What the race numbers say

For the entirety of the post-2021 regulations, the Mercedes has been a far better race car than a qualifier, with their persistent struggles at getting the tyres in the right window hampering them on Saturday.

Heading into this weekend, the average gap between the race winner (a Red Bull every round so far) and the leading Mercedes was 39 seconds, excluding the race in Australia which finished under a safety car. That is nearly two pit stops’ worth of time at most tracks and amounts to, on average, nearly six tenths of a second per lap.

On Sunday, the 24.090sec between winner Verstappen and runner-up Hamilton was Mercedes’ smallest margin of defeat this year. It is close to the 25.866sec margin in Saudi Arabia but that flattered Mercedes as the race resumed on lap 20 after a safety car, so is not entirely comparable.

But was the 24 seconds representative of the running on Sunday? “I think it was less, Lewis was cruising at the end... probably it’s just sub-15 seconds,” team principal Toto Wolff said after the race.

There is some merit in the Austrian’s claim. Hamilton lost 4.1sec on the final two laps (when he knew second was secure) so perhaps the “real” gap is more like 20 seconds. That is around 0.3sec per lap or roughly half of their average race lap-time deficit in 2023.

George Russell’s run to third from 12th on the grid should also be taken into account. Especially when you consider that Sergio Perez in the second Red Bull started ahead of him, finished behind him and was giving it his all to catch him at the end.

After Russell broke into the top four on lap 14 he only lost 11.5 seconds to Verstappen in the following 45 laps, or around 0.25sec per lap. That is still a hefty gap, though. Of course, Verstappen would not have been flat-out for the entire 66 laps given how far he was in front.

How optimistic should Mercedes be?

This was definitely Mercedes’ best race compared to Red Bull, and that is the benchmark they should be using to judge their performance. Their battle is not yet with Red Bull, it is with Ferrari and Aston Martin. The former had a strange weekend with only one of their cars ever in the reckoning and the latter had their worst weekend of the year, both men finishing more than a minute down the road from the winner.

Mercedes were, for the first time, comfortably the best-of-the-rest behind Red Bull this weekend. Will that continue? The Barcelona track is a good bellwether for a car, but each track has its own characteristics. Was this uptick because of the upgrades, anomalous, or was it because of cooler conditions flattering the car?

In short, it is too soon to tell if this is the start of Mercedes breaking clear of its rivals around them, let alone closing down the gap to Red Bull. Aston Martin and Ferrari lagging behind could become a trend, but we will have a better idea in a few races.

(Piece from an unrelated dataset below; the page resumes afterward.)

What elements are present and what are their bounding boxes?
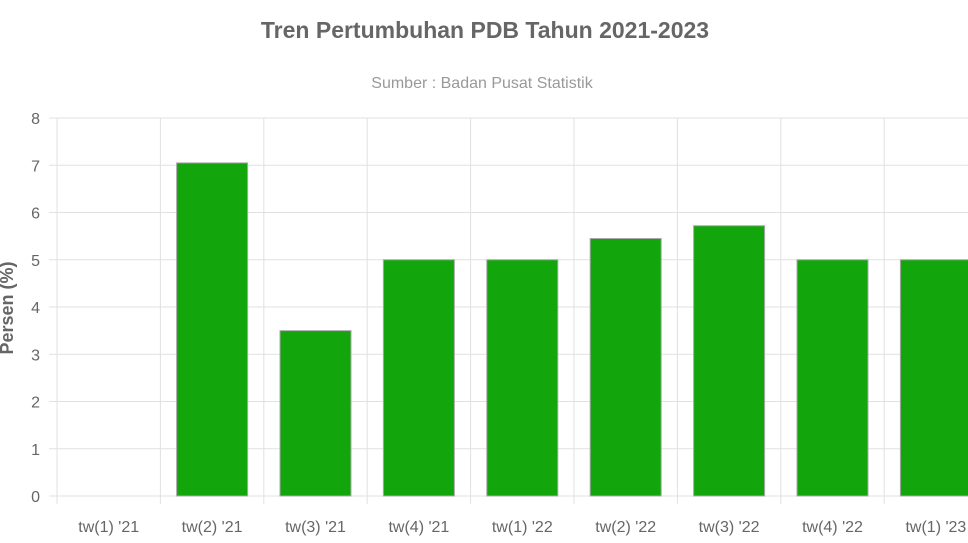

The fact there is already more room for improvement, that the upgraded W14 will set a new “baseline” according to the team means that closing the gap to the leaders is possible. The aerodynamic development advantage they possess over Red Bull will also help. It is such a monumental gap to close that even if – a big if – they nail their in-season development, they will still be out of touch come Abu Dhabi.

The biggest reason to be cautious is that Mercedes have frequently failed to understand why their car is quick when it is quick as much as why it is bad when it is bad.  And let us also not forget the numerous false dawns in 2022. Even after a rare win in Brazil the team slipped well back behind even Ferrari in the final race of the year. It is a big leap to become contenders again, but Mercedes are only going to get there with steps in the right direction and this was certainly that.